Um dia em Inhotim: como aproveitar ao máximo um passeio por lá


O Instituto Inhotim é um museu a céu aberto que eu tenho certeza que muita gente já ouviu falar, mas ainda não sabe direito o que é – nem como faz para chegar, nem exatamente o que fazer por lá. Eu, por exemplo, era uma dessas pessoas – sabia que ficava em Minas Gerais, mas não exatamente onde (e sendo este o maior estado da região Sudeste, foi bem fácil errar feio na minha bússola). Então resolvi pesquisar melhor e finalmente ir lá conferir como era e o que era Inhotim.

O Instituto Inhotim

Criado em 2006 por Bernardo Paz, empresário de mineração e siderurgia, em uma antiga fazenda comprada por ele para abrigar sua coleção de obras de arte e os trabalhos da esposa e artista plástica Adriana Varejão, o museu a céu aberto hoje ocupa uma área de quase 800 hectares. Parte dessa área é uma reserva particular do Patrimônio Natural, pois ocupa uma região de mata atlântica preservada; mas a maior área é reservada para galerias de arte e espaços para interação com a natureza.

Onde fica o Inhotim e como chegar

A cidade de Brumadinho fica a 60km de Belo Horizonte, em Minas Gerais. Lá é o ponto mais próximo do instituto e há oferta de hotéis na região para quem optar por visitas de mais de um dia. O melhor jeito de ir até lá é de carro, mas também é possível chegar lá de ônibus. Há uma linha direta Inhotim/Rodoviária de BH com saídas regulares de ida e volta.

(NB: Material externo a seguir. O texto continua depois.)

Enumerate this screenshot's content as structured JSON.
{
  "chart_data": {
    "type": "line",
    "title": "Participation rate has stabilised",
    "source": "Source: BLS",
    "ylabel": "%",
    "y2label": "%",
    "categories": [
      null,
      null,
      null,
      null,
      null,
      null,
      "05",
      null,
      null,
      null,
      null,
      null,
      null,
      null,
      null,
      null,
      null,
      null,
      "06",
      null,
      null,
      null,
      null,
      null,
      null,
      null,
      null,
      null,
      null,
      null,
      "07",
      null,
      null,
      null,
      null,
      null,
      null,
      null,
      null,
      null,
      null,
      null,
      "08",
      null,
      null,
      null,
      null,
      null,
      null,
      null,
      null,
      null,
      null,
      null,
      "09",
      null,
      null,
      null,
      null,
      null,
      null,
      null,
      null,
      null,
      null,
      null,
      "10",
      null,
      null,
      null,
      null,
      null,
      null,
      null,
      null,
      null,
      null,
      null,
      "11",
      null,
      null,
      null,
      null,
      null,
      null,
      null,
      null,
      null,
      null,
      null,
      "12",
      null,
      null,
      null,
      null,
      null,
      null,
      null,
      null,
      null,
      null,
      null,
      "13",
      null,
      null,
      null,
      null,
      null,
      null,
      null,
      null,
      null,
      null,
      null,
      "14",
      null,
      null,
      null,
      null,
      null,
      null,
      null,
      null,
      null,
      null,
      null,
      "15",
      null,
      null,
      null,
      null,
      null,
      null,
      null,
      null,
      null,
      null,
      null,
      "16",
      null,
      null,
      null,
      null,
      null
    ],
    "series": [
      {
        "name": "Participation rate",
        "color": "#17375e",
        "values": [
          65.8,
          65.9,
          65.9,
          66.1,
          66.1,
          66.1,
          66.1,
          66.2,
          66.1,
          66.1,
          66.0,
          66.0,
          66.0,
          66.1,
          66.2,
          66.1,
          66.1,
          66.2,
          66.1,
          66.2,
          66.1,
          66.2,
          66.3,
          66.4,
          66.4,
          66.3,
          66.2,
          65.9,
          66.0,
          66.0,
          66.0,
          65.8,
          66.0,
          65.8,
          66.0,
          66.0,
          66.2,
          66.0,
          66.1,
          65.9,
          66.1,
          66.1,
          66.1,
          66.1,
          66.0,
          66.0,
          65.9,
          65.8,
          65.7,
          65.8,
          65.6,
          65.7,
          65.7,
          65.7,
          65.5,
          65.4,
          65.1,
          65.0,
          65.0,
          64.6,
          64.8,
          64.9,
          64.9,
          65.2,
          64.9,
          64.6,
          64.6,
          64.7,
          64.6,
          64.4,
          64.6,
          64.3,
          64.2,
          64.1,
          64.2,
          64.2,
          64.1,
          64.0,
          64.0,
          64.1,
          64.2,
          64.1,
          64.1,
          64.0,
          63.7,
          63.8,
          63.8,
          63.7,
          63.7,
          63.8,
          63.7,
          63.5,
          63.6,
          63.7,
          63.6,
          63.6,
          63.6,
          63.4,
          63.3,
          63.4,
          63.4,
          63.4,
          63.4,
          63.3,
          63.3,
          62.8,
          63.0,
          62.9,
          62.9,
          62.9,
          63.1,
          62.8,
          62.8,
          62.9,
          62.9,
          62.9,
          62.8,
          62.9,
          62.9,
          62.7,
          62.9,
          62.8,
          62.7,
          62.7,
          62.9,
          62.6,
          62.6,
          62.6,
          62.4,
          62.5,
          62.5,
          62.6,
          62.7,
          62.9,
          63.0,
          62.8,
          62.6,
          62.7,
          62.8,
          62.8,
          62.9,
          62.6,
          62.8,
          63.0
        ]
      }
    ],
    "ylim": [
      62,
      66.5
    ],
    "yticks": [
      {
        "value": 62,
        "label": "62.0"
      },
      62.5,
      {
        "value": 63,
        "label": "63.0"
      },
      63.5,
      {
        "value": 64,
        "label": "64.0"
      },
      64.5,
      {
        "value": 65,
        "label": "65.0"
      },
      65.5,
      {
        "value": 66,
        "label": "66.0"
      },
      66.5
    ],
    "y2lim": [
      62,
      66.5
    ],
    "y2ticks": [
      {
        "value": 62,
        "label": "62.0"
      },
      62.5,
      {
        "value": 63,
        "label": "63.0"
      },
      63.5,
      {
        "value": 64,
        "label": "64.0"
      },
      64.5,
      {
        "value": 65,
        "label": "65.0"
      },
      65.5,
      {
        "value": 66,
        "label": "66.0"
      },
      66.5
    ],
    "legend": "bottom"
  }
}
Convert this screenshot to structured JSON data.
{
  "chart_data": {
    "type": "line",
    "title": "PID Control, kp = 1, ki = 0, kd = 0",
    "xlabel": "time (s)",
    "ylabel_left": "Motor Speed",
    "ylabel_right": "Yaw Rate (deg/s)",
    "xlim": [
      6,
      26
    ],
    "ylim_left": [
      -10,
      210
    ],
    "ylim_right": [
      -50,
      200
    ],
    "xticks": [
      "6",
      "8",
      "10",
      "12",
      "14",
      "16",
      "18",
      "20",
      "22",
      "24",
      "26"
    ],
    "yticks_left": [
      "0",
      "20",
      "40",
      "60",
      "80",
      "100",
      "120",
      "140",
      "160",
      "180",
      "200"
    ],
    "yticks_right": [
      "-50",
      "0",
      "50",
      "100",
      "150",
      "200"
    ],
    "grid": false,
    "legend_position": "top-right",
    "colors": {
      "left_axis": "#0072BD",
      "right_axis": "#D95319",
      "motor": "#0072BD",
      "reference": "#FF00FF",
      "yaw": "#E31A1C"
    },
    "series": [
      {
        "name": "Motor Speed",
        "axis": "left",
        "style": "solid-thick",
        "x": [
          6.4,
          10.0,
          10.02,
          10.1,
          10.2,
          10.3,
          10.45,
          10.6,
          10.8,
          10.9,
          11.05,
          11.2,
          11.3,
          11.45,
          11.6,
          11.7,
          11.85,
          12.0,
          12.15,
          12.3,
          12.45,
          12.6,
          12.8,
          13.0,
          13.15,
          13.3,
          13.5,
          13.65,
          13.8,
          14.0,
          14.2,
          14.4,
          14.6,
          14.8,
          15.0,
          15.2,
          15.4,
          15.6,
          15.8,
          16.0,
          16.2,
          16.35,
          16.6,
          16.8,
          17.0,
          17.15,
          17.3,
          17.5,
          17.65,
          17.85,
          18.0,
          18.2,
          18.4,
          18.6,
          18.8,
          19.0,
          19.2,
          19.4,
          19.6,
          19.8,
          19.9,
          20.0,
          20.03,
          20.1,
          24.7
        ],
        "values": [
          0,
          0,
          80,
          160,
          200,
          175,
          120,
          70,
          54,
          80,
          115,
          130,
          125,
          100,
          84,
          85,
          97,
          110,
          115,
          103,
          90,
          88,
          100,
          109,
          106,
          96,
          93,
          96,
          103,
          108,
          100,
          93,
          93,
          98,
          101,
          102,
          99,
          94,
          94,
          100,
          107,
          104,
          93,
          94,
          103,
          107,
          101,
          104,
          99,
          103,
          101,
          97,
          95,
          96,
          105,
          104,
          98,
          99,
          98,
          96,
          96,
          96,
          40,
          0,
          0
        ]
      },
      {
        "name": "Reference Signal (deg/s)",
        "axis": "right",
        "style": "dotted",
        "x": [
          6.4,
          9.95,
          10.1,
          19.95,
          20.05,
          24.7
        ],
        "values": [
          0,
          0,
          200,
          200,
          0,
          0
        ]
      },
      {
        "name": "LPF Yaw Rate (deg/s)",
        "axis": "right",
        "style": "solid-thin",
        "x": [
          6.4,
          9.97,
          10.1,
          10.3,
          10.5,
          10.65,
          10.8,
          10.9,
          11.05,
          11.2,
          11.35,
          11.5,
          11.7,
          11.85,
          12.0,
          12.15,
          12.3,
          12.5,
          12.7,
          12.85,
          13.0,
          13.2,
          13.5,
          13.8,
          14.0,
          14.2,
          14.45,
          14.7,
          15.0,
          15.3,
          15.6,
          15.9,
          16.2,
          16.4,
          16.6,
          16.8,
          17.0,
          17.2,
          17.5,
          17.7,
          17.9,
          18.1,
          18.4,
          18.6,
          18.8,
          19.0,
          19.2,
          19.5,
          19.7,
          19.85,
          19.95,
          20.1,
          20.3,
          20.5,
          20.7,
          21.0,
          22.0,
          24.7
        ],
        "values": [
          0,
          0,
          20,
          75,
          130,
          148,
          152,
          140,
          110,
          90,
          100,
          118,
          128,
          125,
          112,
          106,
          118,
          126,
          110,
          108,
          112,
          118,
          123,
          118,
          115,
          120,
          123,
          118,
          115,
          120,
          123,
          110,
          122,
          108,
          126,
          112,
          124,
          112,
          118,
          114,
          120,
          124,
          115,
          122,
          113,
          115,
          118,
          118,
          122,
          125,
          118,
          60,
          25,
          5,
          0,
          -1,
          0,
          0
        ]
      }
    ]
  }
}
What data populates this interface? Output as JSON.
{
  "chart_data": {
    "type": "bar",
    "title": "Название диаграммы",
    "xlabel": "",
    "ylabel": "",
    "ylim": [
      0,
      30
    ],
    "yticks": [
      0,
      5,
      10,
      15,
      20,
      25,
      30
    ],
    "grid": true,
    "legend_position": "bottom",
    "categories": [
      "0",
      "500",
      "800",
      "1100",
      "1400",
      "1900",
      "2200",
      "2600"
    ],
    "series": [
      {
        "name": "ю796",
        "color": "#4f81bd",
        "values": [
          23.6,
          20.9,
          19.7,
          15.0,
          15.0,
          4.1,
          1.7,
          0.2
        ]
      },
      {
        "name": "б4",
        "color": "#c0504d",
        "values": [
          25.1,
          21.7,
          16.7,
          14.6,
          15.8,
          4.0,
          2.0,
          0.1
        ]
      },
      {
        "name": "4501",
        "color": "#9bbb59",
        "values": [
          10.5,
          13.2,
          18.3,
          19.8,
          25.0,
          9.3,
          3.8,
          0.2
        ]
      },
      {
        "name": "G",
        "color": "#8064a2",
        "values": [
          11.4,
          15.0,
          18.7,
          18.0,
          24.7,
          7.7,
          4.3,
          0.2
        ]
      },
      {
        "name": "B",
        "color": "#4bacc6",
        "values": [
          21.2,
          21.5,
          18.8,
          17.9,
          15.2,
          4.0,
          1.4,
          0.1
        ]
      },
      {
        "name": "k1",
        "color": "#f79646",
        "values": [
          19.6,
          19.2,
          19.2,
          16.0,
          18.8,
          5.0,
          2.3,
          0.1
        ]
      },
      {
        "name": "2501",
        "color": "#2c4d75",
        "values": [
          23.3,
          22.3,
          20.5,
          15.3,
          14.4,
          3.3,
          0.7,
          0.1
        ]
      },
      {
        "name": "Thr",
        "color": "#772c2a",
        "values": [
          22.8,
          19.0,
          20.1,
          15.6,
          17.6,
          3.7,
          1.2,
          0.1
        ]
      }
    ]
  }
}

Eu fiquei hospedada em BH e planejei minha ida até o instituto da seguinte forma: viajei à noite e cheguei à cidade via rodoviária pela manhã bem cedo, então esperei um pouco até que saísse o ônibus que vai diretamente para lá. Já tinha comprado as passagens pela internet, então foi só retirar o bilhete na hora e embarcar. Cansativo? Um pouco, mas bastante prático. Na recepção é possível deixar a sua bagagem em um guarda-volumes, sem nenhum custo adicional.

 

Como se deslocar lá dentro e precauções

Elevazione, Giuseppe Penone (Rota Laranja)

A área do instituto é muito grande. Vá com calçados adequados e uma roupa fresca, e consulte a previsão do tempo para saber se será preciso usar um boné para se proteger do sol ou levar um guarda-chuva. Lembre-se que você vai estar no meio da mata na maior parte do tempo, e em caso de chuva, os abrigos serão apenas nas galerias. Obviamente haverá muita sombra para se proteger do sol, mas protetor solar e repelente são sempre bem-vindos. Há bebedouros espalhados pelo parque, assim como os belos bancos de troncos – obra de Hugo França – que podem ser usados para descanso.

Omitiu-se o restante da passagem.